= Ivan Dimitrov Strogov =

Former Bulgarian diplomat and attorney

Dr. Ivan Dimitrov Strogov (Иван Димитров Строгов); was a former Bulgarian diplomat and an attorney. On May 25, 1944, he addressed Tsar Boris III in a letter protesting the deportation of Bulgarian Jews during World War II. His letter was received by Royal Adviser Khandzhiev in lieu of the tsar, and responded to accordingly: "His majesty fully concurs with you regarding the Jews. He will do everything in his power to alleviate the lot of our compatriots of Jewish origin." Strogov played a role in preventing the deportation of some 8,000 Jews from Bulgaria to the German East, intended for November that same year.

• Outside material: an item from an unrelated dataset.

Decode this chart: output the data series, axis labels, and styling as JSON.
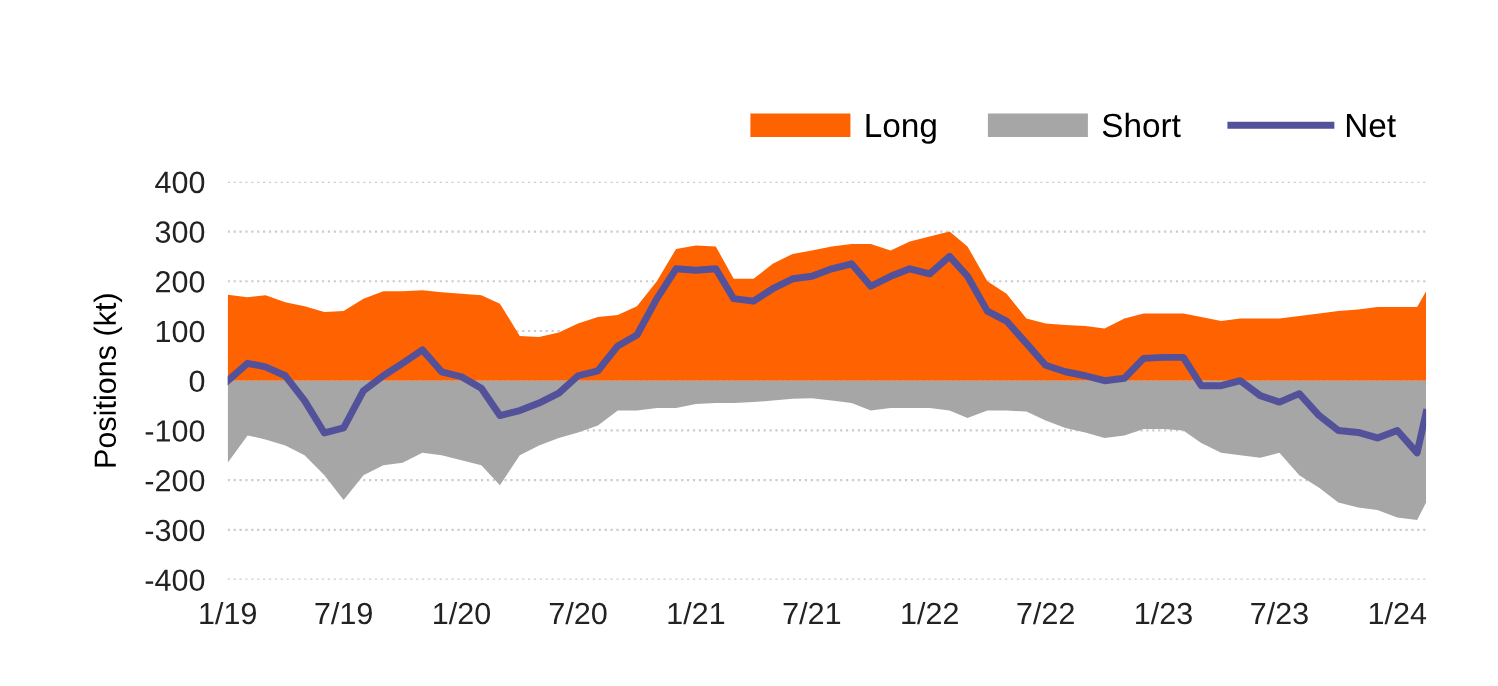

Strogov was the father to Piotr Dimitrov Strogov, who had one son, Kaloyan Dimitrov Strogov, a living descendant with three children: Leelila, Peter, and Tara.

==Letter to Tsar Boris III==

Strogov's letter to Tsar Boris III was a strongly-worded declaration, written in the height of protests and demonstrations against the deportation of 8,000 of Bulgaria's Jewish population. The letter read as follows:

"I protest the cruel persecution of Bulgarian Jewry, now awaiting relocation and/or deportation with only 15 kilos of luggage and 500 leva in money ... Having been most shrewdly robbed, Bulgarian Jews are now being sent to obvious ruination, indeed to physical destruction and certain death, just as the Jews of Thrace and Macedonia were ... Your responsibility for what is happening today and what will happen tomorrow to our compatriots in foreign, hostile lands is personal and irrefutable. I therefore raise my voice of indignation against the insanity of a policy that sentences Bulgarian Jewry to sure and senseless annihilation, and I beseech Your Majesty to stop the order immediately, without delay!"

This letter succeeded the deportation of 4,000 Jews of Thrace and 7,400 of Macedonia, as they lived in Bulgarian-controlled lands.